The event wound down with the most grueling half-hour of Skeeball ever (Rick is better at Skeeball than Fascination, by the way) and a Dodgem takeover that as a group we decided to limit to one ride with all remaining DAFE members on the course. We hit the gift shops, returned to the pool, and then went on a road trip to visit haunter friends elsewhere in Indiana. At dinner, I sampled the local legendary fare: a tenderloin sandwich. For those who are not familiar with tenderloin, think of a piece of pork schnitzel that is breaded and put on a bun at least half the size of the tenderloin itself. We made it back just at park closing, but were able to grab ice cream and an elephant ear for a late-night snack. We spent another night in the Beach House Inn before the long trip back home.

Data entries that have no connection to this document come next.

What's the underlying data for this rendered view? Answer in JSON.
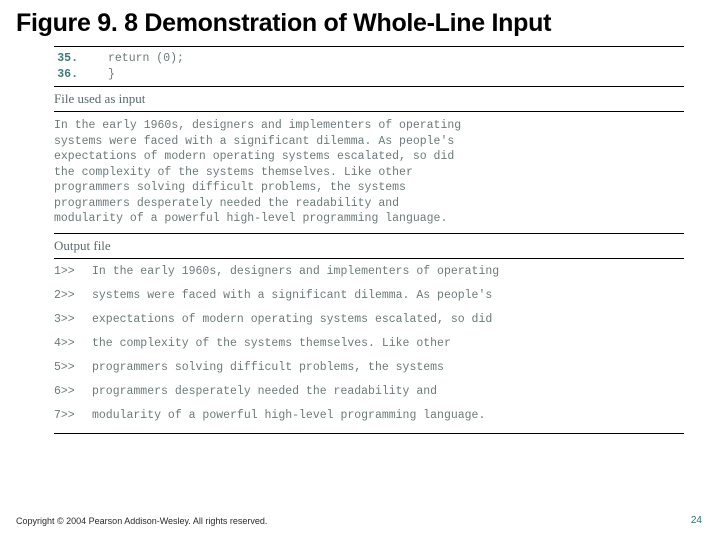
{
  "title": "Figure 9. 8  Demonstration of Whole-Line Input",
  "code": {
    "lines": [
      {
        "n": "35.",
        "text": "    return (0);"
      },
      {
        "n": "36.",
        "text": "}"
      }
    ]
  },
  "input_section": {
    "label": "File used as input",
    "lines": [
      "In the early 1960s, designers and implementers of operating",
      "systems were faced with a significant dilemma. As people's",
      "expectations of modern operating systems escalated, so did",
      "the complexity of the systems themselves. Like other",
      "programmers solving difficult problems, the systems",
      "programmers desperately needed the readability and",
      "modularity of a powerful high-level programming language."
    ]
  },
  "output_section": {
    "label": "Output file",
    "lines": [
      {
        "tag": "1>>",
        "text": "In the early 1960s, designers and implementers of operating"
      },
      {
        "tag": "2>>",
        "text": "systems were faced with a significant dilemma. As people's"
      },
      {
        "tag": "3>>",
        "text": "expectations of modern operating systems escalated, so did"
      },
      {
        "tag": "4>>",
        "text": "the complexity of the systems themselves. Like other"
      },
      {
        "tag": "5>>",
        "text": "programmers solving difficult problems, the systems"
      },
      {
        "tag": "6>>",
        "text": "programmers desperately needed the readability and"
      },
      {
        "tag": "7>>",
        "text": "modularity of a powerful high-level programming language."
      }
    ]
  },
  "footer": "Copyright © 2004 Pearson Addison-Wesley. All rights reserved.",
  "page_number": "24"
}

Overall for us: mission accomplished! I added six never before ridden coasters and 3 new dark attractions to my list, got to do some other cool amusement park stuff that I love doing but often do not make the time to do, ate more than my share of great food, collected some new souvenirs (many of them free), met with friends from both DAFE and haunting, and managed to thoroughly enjoy myself. Thanks to the hard work of Al Stromer and all those behind the scenes who put this together. I can honestly say that we will be returning to Indiana Beach in the future, and I’m glad that we were able to experience it for the first time with DAFE folk.